A high school rodeo in Clark County was canceled last week and Pahrump Valley High School rodeo director Buddy Krebs has suspended all rodeo practice involving horses due to two equine diseases, EVH-4 and equine distemper as a precaution.
The canceled rodeo was in Moapa Valley and was supposed to be their first high school rodeo in seven years. The state veterinarian, J.J. Goicoechea from the Nevada Department of Agriculture, recommended against holding the event until the disease outbreak is under control. He said the department of agriculture found evidence of the disease at a Boulder City High School rodeo a week before.
Dr. Adam Hadland, a local equine veterinarian practicing in Pahrump, explained the two diseases. He said EVH-4 is equine herpes and the other is equine distemper, commonly known as “strangles”. Both diseases are upper-respiratory diseases.

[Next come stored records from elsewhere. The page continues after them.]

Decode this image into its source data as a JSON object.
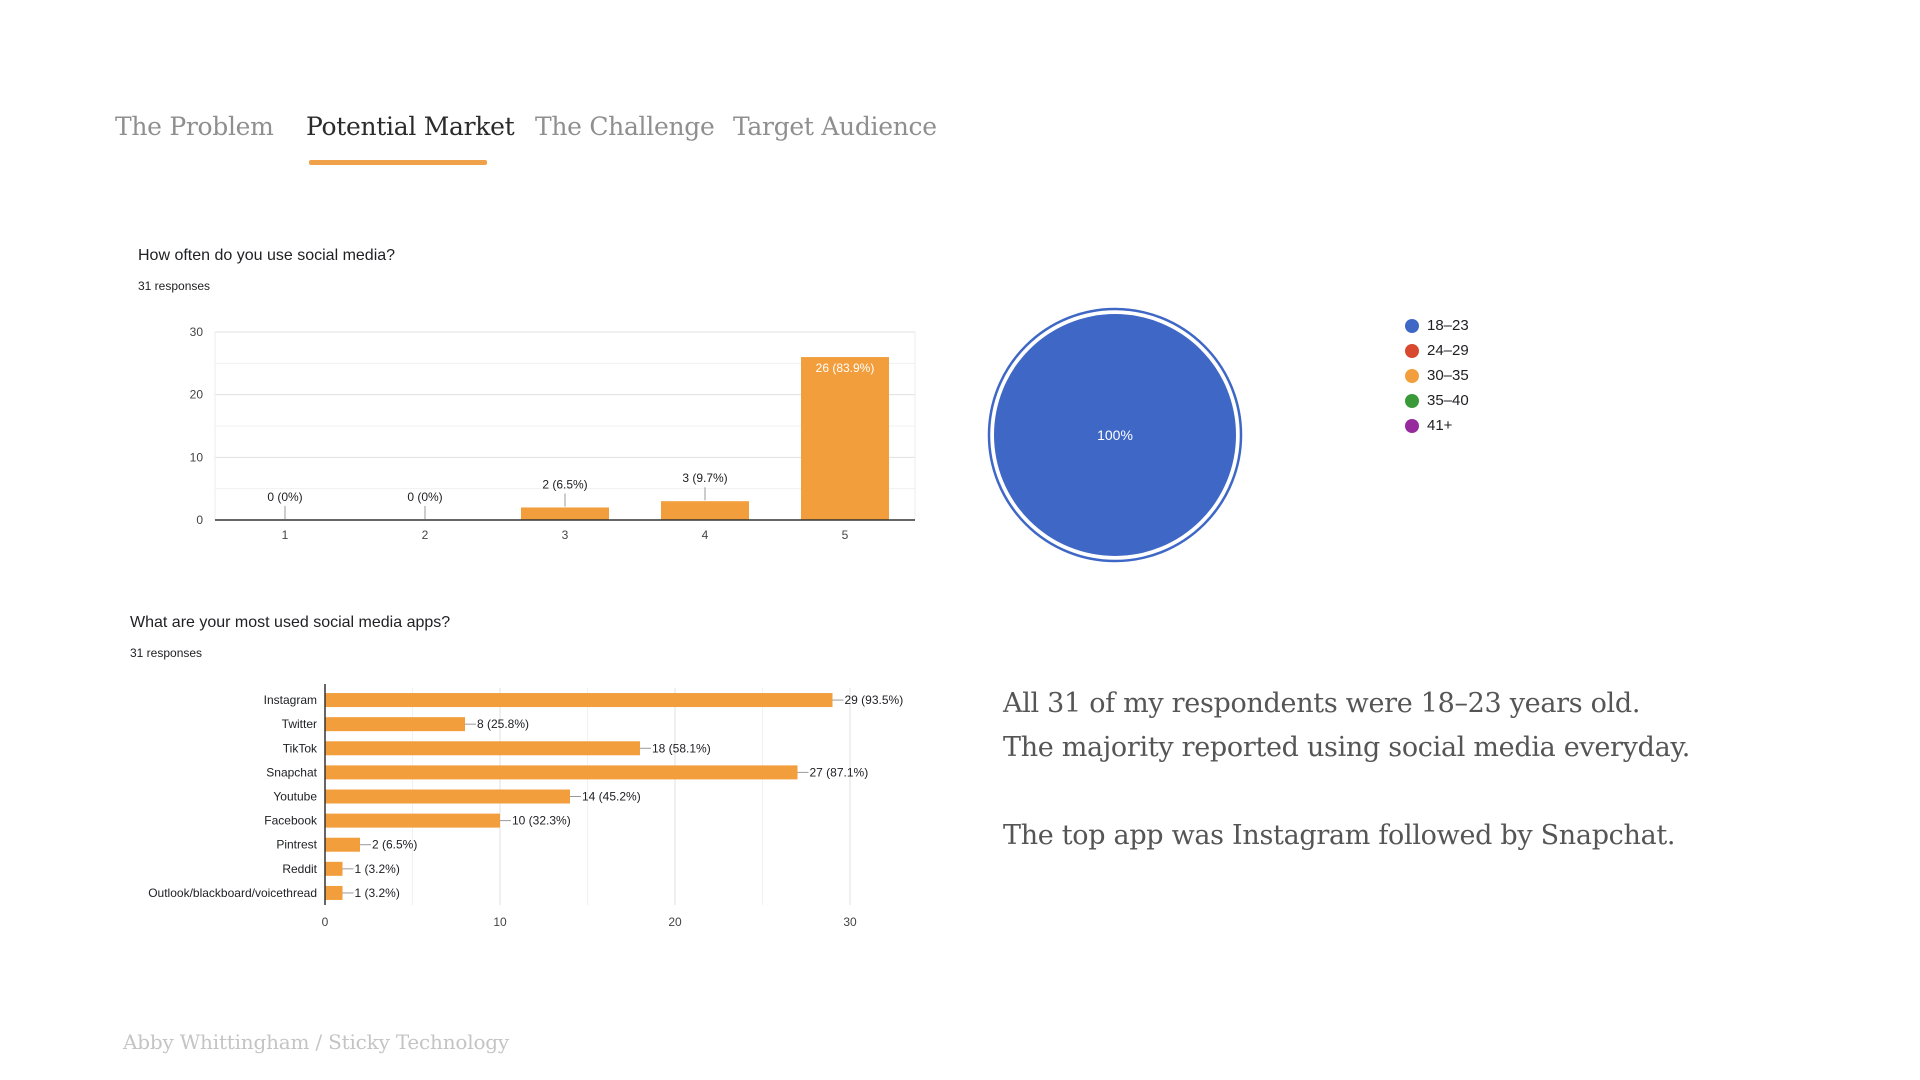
{
  "tabs": [
    {
      "label": "The Problem",
      "active": false
    },
    {
      "label": "Potential Market",
      "active": true
    },
    {
      "label": "The Challenge",
      "active": false
    },
    {
      "label": "Target Audience",
      "active": false
    }
  ],
  "colors": {
    "accent": "#f0a24a",
    "bar": "#f29e3d",
    "pie_blue": "#3f67c6",
    "tab_inactive": "#8f8f8f",
    "tab_active": "#2b2b2b"
  },
  "frequency_chart": {
    "question": "How often do you use social media?",
    "responses": "31 responses"
  },
  "apps_chart": {
    "question": "What are your most used social media apps?",
    "responses": "31 responses"
  },
  "age_chart": {
    "legend": [
      {
        "label": "18–23",
        "color": "#3f67c6"
      },
      {
        "label": "24–29",
        "color": "#d9492f"
      },
      {
        "label": "30–35",
        "color": "#f29e3d"
      },
      {
        "label": "35–40",
        "color": "#3a9a3a"
      },
      {
        "label": "41+",
        "color": "#962a9c"
      }
    ]
  },
  "chart_data": [
    {
      "type": "bar",
      "orientation": "vertical",
      "categories": [
        "1",
        "2",
        "3",
        "4",
        "5"
      ],
      "values": [
        0,
        0,
        2,
        3,
        26
      ],
      "data_labels": [
        "0 (0%)",
        "0 (0%)",
        "2 (6.5%)",
        "3 (9.7%)",
        "26 (83.9%)"
      ],
      "yticks": [
        "0",
        "10",
        "20",
        "30"
      ],
      "ylim": [
        0,
        30
      ],
      "grid": true
    },
    {
      "type": "bar",
      "orientation": "horizontal",
      "categories": [
        "Instagram",
        "Twitter",
        "TikTok",
        "Snapchat",
        "Youtube",
        "Facebook",
        "Pintrest",
        "Reddit",
        "Outlook/blackboard/voicethread"
      ],
      "values": [
        29,
        8,
        18,
        27,
        14,
        10,
        2,
        1,
        1
      ],
      "data_labels": [
        "29 (93.5%)",
        "8 (25.8%)",
        "18 (58.1%)",
        "27 (87.1%)",
        "14 (45.2%)",
        "10 (32.3%)",
        "2 (6.5%)",
        "1 (3.2%)",
        "1 (3.2%)"
      ],
      "xticks": [
        "0",
        "10",
        "20",
        "30"
      ],
      "xlim": [
        0,
        30
      ],
      "grid": true
    },
    {
      "type": "pie",
      "categories": [
        "18–23",
        "24–29",
        "30–35",
        "35–40",
        "41+"
      ],
      "values": [
        100,
        0,
        0,
        0,
        0
      ],
      "slice_label": "100%",
      "legend": "right"
    }
  ],
  "summary": {
    "line1": "All 31 of my respondents were 18–23 years old.",
    "line2": "The majority reported using social media everyday.",
    "line3": "The top app was Instagram followed by Snapchat."
  },
  "footer": "Abby Whittingham / Sticky Technology"
}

“The state vet will quarantine individual horses for about two weeks,” he said. “The disease is spread by contact and is airborne. And I would recommend the same as what the state vet is saying, avoid going to rodeos for a couple of weeks, and then get your horse its spring vaccinations. It is perfectly fine to ride on your own as long as you are not in contact with other horses.”

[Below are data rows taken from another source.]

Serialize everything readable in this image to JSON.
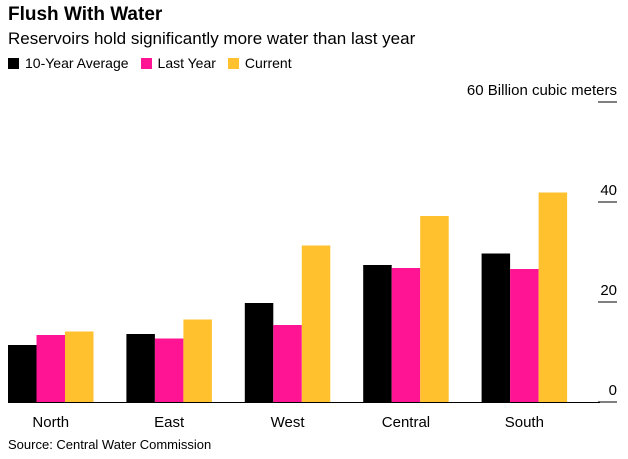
{
  "title": "Flush With Water",
  "subtitle": "Reservoirs hold significantly more water than last year",
  "source": "Source: Central Water Commission",
  "colors": {
    "avg": "#000000",
    "last": "#ff1493",
    "current": "#ffc12d"
  },
  "legend": [
    {
      "label": "10-Year Average",
      "color": "#000000"
    },
    {
      "label": "Last Year",
      "color": "#ff1493"
    },
    {
      "label": "Current",
      "color": "#ffc12d"
    }
  ],
  "chart_data": {
    "type": "bar",
    "title": "Flush With Water",
    "subtitle": "Reservoirs hold significantly more water than last year",
    "categories": [
      "North",
      "East",
      "West",
      "Central",
      "South"
    ],
    "series": [
      {
        "name": "10-Year Average",
        "color": "#000000",
        "values": [
          11.4,
          13.6,
          19.8,
          27.4,
          29.7
        ]
      },
      {
        "name": "Last Year",
        "color": "#ff1493",
        "values": [
          13.4,
          12.7,
          15.4,
          26.8,
          26.6
        ]
      },
      {
        "name": "Current",
        "color": "#ffc12d",
        "values": [
          14.1,
          16.5,
          31.3,
          37.2,
          41.9
        ]
      }
    ],
    "ylim": [
      0,
      60
    ],
    "yticks": [
      "0",
      "20",
      "40",
      "60 Billion cubic meters"
    ],
    "ytick_values": [
      0,
      20,
      40,
      60
    ],
    "y_axis_position": "right",
    "grid": false,
    "legend_position": "top-left"
  }
}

Dr. Hadland said the disease is not rare.
“I see it every year,” he said. “The diseases can kill horses but I have never seen a horse die from it. There are times that a horse can become a carrier and not show any symptoms.”
At the moment the state vet is just saying equine organizations and owners should err on the side of caution.
“There is no specific area under quarantine, but groups that have suspended competition and practice activities are doing the right thing by erring on the right side of caution based on the recent known exposure in Boulder City,” Dr. Goicoechea said. “We are closely monitoring the situation until this recent outbreak is under control.”